Does the infinite limit probability of additive closure for pairs of elements from $(0, 1, 2 \cdots, n)$ not exist?

Question

Suppose that we have a sequence of non-negative integers $S_n = (0, 1, 2 \cdots, n)$. At a given value of $n$ we can uniformly sample two elements of $S$ with replacement. We can check if adding those two elements elements together gives us an integer that is itself in $S_n$.

We can simulate this with the following code:

from random import sample
import numpy as np
import matplotlib.pyplot as plt

reps = 10**4

probs = []
for size in range(2, 1000):
    space = set(range(size))
    batch = []
    for i in range(reps):
        a, b = sample(space, 1)[0], sample(space, 1)[0]
        batch.append(a+b in space)
    probs.append(np.mean(batch))

plt.plot(probs)
plt.xlabel('n')
plt.ylabel('$Pr(a+b \in S)$')
plt.show()

This produces the plot:

It is evident that the probability in these finite cases seems to trend toward $Pr(a+b \in S_n) \approx \frac{1}{2}$ fairly quickly. If I were to guess the value of $\lim_{n \rightarrow \infty} Pr(a+b \in S_n)$ based on the plot above, I would think it would be $\frac{1}{2}$.

But $S_{\infty}$ would just be the increasing sequence of all natural numbers (with zero). The set of natural numbers is closed for addition (excluding subtraction for the inverse problem) of any of its elements. Thus I would think that $Pr(a+b \in S_{\infty}) = 1$ because the closure is provable.

So if the limit does not equal the correct value, then the limit doesn't exist. Alternatively, I have erred in my thinking. Is my conclusion correct, and for the reasons I stated?

Answer 1

$\frac12$ is the correct value for the limit: consider that the sum must be either less than $n,$ equal to $n,$ or greater than $n.$ For each $x+y < n$ with $x$ and $y$ in our set, we also have that $n - x$ and $n - y$ are in the set, so $(n - x) + (n - y) = 2n - (x + y) > 2n - n = n,$ so $$P(x + y > n) = P(x + y < n) = \frac12 \left(1 - P(x + y = n)\right)$$

$$P(x+y \leq n) = P(x + y < n) + P(x + y = n) = \frac12 \left(1 + P(x + y = n)\right)$$

and because there are $n+1$ ordered pairs of $(x,y)$ which sum to $n$ in our set (the pairs $(x, n-x)$ for any $x$ in our set) and there are $(n+1)^2$ such ordered pairs, if we select uniformly then we'll have $P(x + y = n) = \frac1{n+1},$ so:

$$P(x + y \leq n) = \frac12 + \frac1{2(n+1)}$$

which clearly goes to $\frac12$ as $n$ gets large.

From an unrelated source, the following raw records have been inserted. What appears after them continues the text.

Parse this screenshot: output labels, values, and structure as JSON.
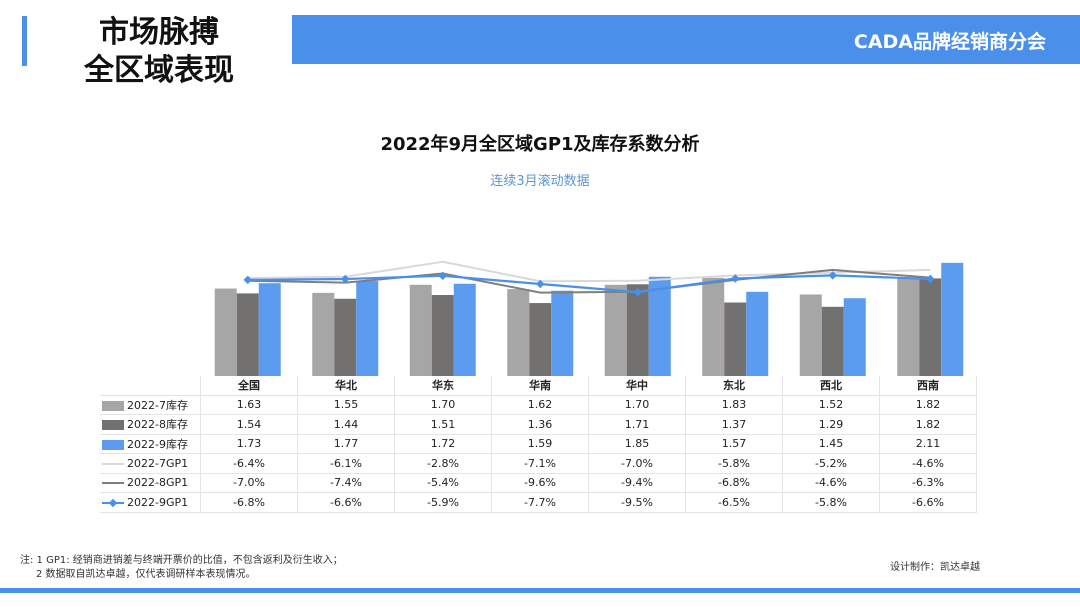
{
  "header": {
    "title_line1": "市场脉搏",
    "title_line2": "全区域表现",
    "org": "CADA品牌经销商分会"
  },
  "footer": {
    "note_line1": "注: 1 GP1: 经销商进销差与终端开票价的比值，不包含返利及衍生收入；",
    "note_line2": "2 数据取自凯达卓越，仅代表调研样本表现情况。",
    "credit": "设计制作：凯达卓越"
  },
  "colors": {
    "accent": "#4a8fea",
    "bar_jul": "#a6a6a6",
    "bar_aug": "#737070",
    "bar_sep": "#5b9cf0",
    "line_jul": "#d9d9d9",
    "line_aug": "#7f7f7f",
    "line_sep": "#4a8fea"
  },
  "chart_data": {
    "type": "bar",
    "title": "2022年9月全区域GP1及库存系数分析",
    "subtitle": "连续3月滚动数据",
    "categories": [
      "全国",
      "华北",
      "华东",
      "华南",
      "华中",
      "东北",
      "西北",
      "西南"
    ],
    "bar_series": [
      {
        "name": "2022-7库存",
        "values": [
          1.63,
          1.55,
          1.7,
          1.62,
          1.7,
          1.83,
          1.52,
          1.82
        ],
        "labels": [
          "1.63",
          "1.55",
          "1.70",
          "1.62",
          "1.70",
          "1.83",
          "1.52",
          "1.82"
        ],
        "color": "#a6a6a6"
      },
      {
        "name": "2022-8库存",
        "values": [
          1.54,
          1.44,
          1.51,
          1.36,
          1.71,
          1.37,
          1.29,
          1.82
        ],
        "labels": [
          "1.54",
          "1.44",
          "1.51",
          "1.36",
          "1.71",
          "1.37",
          "1.29",
          "1.82"
        ],
        "color": "#737070"
      },
      {
        "name": "2022-9库存",
        "values": [
          1.73,
          1.77,
          1.72,
          1.59,
          1.85,
          1.57,
          1.45,
          2.11
        ],
        "labels": [
          "1.73",
          "1.77",
          "1.72",
          "1.59",
          "1.85",
          "1.57",
          "1.45",
          "2.11"
        ],
        "color": "#5b9cf0"
      }
    ],
    "line_series": [
      {
        "name": "2022-7GP1",
        "values": [
          -6.4,
          -6.1,
          -2.8,
          -7.1,
          -7.0,
          -5.8,
          -5.2,
          -4.6
        ],
        "labels": [
          "-6.4%",
          "-6.1%",
          "-2.8%",
          "-7.1%",
          "-7.0%",
          "-5.8%",
          "-5.2%",
          "-4.6%"
        ],
        "color": "#d9d9d9",
        "marker": false
      },
      {
        "name": "2022-8GP1",
        "values": [
          -7.0,
          -7.4,
          -5.4,
          -9.6,
          -9.4,
          -6.8,
          -4.6,
          -6.3
        ],
        "labels": [
          "-7.0%",
          "-7.4%",
          "-5.4%",
          "-9.6%",
          "-9.4%",
          "-6.8%",
          "-4.6%",
          "-6.3%"
        ],
        "color": "#7f7f7f",
        "marker": false
      },
      {
        "name": "2022-9GP1",
        "values": [
          -6.8,
          -6.6,
          -5.9,
          -7.7,
          -9.5,
          -6.5,
          -5.8,
          -6.6
        ],
        "labels": [
          "-6.8%",
          "-6.6%",
          "-5.9%",
          "-7.7%",
          "-9.5%",
          "-6.5%",
          "-5.8%",
          "-6.6%"
        ],
        "color": "#4a8fea",
        "marker": true
      }
    ],
    "bar_axis_range": [
      0,
      2.2
    ],
    "line_axis_range": [
      -28,
      2
    ],
    "grid": false,
    "legend": "data-table"
  }
}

As a reminder, when we take a limit at infinity, we're not actually looking at the behavior "at infinity," but rather what happens as we look at arbitrarily large finite numbers. In general, when we take a limit approaching a point, the behavior at that point isn't relevant, only the behavior "near" the point.